La singularidad del caso viene dada, pues, porque pone de manifiesto, como se ha dicho, la forma de hacer efectiva la igualdad en las condiciones de realización de la fase de oposición de este proceso selectivo para la mujer que va a dar a luz en vísperas o coincidiendo con la fecha señalada para la prueba. O sea, expresa una diferencia que solamente puede darse respecto de la mujer a punto de ser madre y por este solo motivo.
Sentada esta premisa, la solución que ha de darse al litigio no puede ser otra que la de confirmar la sentencia de instancia. El artículo 23.2 y la prohibición constitucional de discriminación por razón de sexo ( artículo 14) se proyectan sobre la maternidad, también protegida por el texto fundamental ( artículo 39.2) y expresamente tutelada por la Ley Orgánica 3/2007 (artículo 8), y por las previsiones del artículo 61.1 del Estatuto Básico del Empleado Público, así como por la doctrina del Tribunal Constitucional a que hace referencia la sentencia de instancia. Todos estos materiales ofrecen apoyo jurídico positivo para fallar en el sentido indicado.
Pronunciamiento el nuestro que, como el de la Sala de Valladolid, no supone sino una interpretación de las bases conforme a la Constitución o, si se prefiere, a la igualdad. Y es que, en efecto, la base 6.5 permitía al tribunal calificador buscar la forma de acoger la petición de la Sra. Angelina o de establecer cualquier otra, como aplazamiento del ejercicio para evitar el perjuicio que sufrió, pues no se puede dar por cierto que la previsión del llamamiento único de la base 7.6 cerrase la puerta absolutamente a toda demanda de trato diferente con independencia de la causa que invocara. Y, respecto de las dificultades materiales para atender la petición de la actora en la instancia debemos recordar cuanto ya dijimos en nuestra sentencia de 27 de abril de 2009 (casación 4595/2005 ) respecto de una petición de aplazamiento.
En definitiva, no apreciamos las infracciones que los motivos de casación atribuyen a la sentencia. Por el contrario, consideramos correcta su fundamentación de manera que se impone la desestimación de este recurso.

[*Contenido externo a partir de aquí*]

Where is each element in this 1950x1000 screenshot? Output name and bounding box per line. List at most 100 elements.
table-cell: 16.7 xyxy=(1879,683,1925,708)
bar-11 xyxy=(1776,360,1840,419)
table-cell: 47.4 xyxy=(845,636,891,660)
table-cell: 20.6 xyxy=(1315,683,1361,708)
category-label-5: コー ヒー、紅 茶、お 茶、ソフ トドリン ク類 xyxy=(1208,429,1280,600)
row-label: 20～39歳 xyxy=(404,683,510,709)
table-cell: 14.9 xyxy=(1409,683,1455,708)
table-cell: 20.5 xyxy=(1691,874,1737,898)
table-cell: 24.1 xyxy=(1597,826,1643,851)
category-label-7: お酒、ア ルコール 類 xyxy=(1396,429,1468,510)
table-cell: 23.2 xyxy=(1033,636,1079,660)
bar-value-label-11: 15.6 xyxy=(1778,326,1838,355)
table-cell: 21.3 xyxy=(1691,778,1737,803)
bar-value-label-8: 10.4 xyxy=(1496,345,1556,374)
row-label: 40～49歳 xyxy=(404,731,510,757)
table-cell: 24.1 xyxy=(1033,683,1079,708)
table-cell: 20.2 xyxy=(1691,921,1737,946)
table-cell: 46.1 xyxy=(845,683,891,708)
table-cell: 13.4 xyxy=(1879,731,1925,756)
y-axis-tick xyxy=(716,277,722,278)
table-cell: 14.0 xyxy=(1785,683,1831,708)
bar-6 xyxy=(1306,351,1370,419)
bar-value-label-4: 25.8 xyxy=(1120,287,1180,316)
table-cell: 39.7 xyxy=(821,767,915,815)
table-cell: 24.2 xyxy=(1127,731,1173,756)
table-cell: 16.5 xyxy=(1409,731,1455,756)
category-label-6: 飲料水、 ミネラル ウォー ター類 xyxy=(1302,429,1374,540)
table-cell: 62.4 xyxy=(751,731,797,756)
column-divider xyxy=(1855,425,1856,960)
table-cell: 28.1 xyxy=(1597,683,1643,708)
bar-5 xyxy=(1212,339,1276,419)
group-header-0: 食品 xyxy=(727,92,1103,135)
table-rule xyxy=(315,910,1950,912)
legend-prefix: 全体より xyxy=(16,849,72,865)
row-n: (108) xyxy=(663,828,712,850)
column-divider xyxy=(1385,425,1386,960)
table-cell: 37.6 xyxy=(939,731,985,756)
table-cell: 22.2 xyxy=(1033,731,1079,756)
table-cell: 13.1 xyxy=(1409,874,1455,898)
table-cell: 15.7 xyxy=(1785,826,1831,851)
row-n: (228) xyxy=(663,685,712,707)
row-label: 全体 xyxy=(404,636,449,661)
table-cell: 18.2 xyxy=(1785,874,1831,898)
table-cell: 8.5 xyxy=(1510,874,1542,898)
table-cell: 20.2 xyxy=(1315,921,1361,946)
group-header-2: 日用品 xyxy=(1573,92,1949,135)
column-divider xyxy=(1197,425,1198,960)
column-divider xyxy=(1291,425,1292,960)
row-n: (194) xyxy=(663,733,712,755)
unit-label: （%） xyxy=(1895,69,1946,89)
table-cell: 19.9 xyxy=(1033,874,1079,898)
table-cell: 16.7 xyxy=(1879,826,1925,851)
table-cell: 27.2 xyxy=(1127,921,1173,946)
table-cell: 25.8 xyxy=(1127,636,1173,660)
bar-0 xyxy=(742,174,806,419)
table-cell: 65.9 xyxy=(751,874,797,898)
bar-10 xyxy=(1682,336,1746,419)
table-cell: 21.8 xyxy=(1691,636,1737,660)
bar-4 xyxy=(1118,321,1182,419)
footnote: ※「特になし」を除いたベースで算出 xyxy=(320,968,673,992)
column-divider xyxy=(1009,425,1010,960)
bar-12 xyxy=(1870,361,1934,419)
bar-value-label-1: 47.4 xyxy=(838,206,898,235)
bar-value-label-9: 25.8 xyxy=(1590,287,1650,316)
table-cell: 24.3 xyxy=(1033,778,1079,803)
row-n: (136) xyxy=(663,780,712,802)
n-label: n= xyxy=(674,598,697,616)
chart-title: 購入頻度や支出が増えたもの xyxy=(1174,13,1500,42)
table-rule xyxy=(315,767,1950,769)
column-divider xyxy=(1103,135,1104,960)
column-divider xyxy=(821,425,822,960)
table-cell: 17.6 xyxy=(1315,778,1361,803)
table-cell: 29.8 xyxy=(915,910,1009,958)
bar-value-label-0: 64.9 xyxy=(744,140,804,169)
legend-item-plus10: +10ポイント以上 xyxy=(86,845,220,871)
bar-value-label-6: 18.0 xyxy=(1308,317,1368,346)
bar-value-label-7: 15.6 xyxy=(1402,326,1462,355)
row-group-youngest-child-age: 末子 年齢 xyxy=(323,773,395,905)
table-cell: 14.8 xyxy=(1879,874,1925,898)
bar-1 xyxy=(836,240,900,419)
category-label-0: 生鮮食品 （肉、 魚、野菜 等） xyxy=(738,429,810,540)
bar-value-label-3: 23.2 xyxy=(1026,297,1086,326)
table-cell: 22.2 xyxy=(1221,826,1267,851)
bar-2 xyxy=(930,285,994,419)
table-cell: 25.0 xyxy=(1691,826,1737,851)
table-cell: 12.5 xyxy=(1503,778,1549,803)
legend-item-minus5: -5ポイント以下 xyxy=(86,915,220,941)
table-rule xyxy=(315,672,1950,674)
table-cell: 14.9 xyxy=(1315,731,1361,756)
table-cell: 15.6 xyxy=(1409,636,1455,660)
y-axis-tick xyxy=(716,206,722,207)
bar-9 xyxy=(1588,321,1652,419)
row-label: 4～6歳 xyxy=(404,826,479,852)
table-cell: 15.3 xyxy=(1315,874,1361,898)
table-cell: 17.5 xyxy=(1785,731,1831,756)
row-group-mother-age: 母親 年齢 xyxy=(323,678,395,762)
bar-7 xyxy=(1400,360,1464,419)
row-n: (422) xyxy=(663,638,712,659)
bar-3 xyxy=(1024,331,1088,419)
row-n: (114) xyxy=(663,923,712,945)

En atención a cuanto se ha expuesto, en nombre del Rey y por la autoridad que nos confiere la Constitución Española,
Fallo
Que no ha lugar al recurso de casación nº 4371/2012, interpuesto por la Comunidad Autónoma de Castilla y León contra la sentencia nº 1593, dictada el 25 de septiembre de 2012, por la Sección Primera de la Sala de lo Contencioso Administrativo del Tribunal Superior de Justicia de Castilla y León con sede en Valladolid y recaída en el recurso 700/2009 , e imponemos a la parte recurrente las costas del recurso de casación en los términos señalados en el último de los fundamentos jurídicos.
Así por esta nuestra sentencia, que deberá insertarse por el Consejo General del Poder Judicial en la publicación oficial de jurisprudencia de este Tribunal Supremo, definitivamente juzgando, lo pronunciamos, mandamos y firmamos.
PUBLICACIÓN.-Leída y publicada fue la anterior sentencia por el Magistrado Ponente Excmo. Sr. D. Pablo Lucas Murillo de la Cueva, estando constituida la Sala en audiencia pública en el día de su fecha, lo que, como Secretario de la misma, certifico.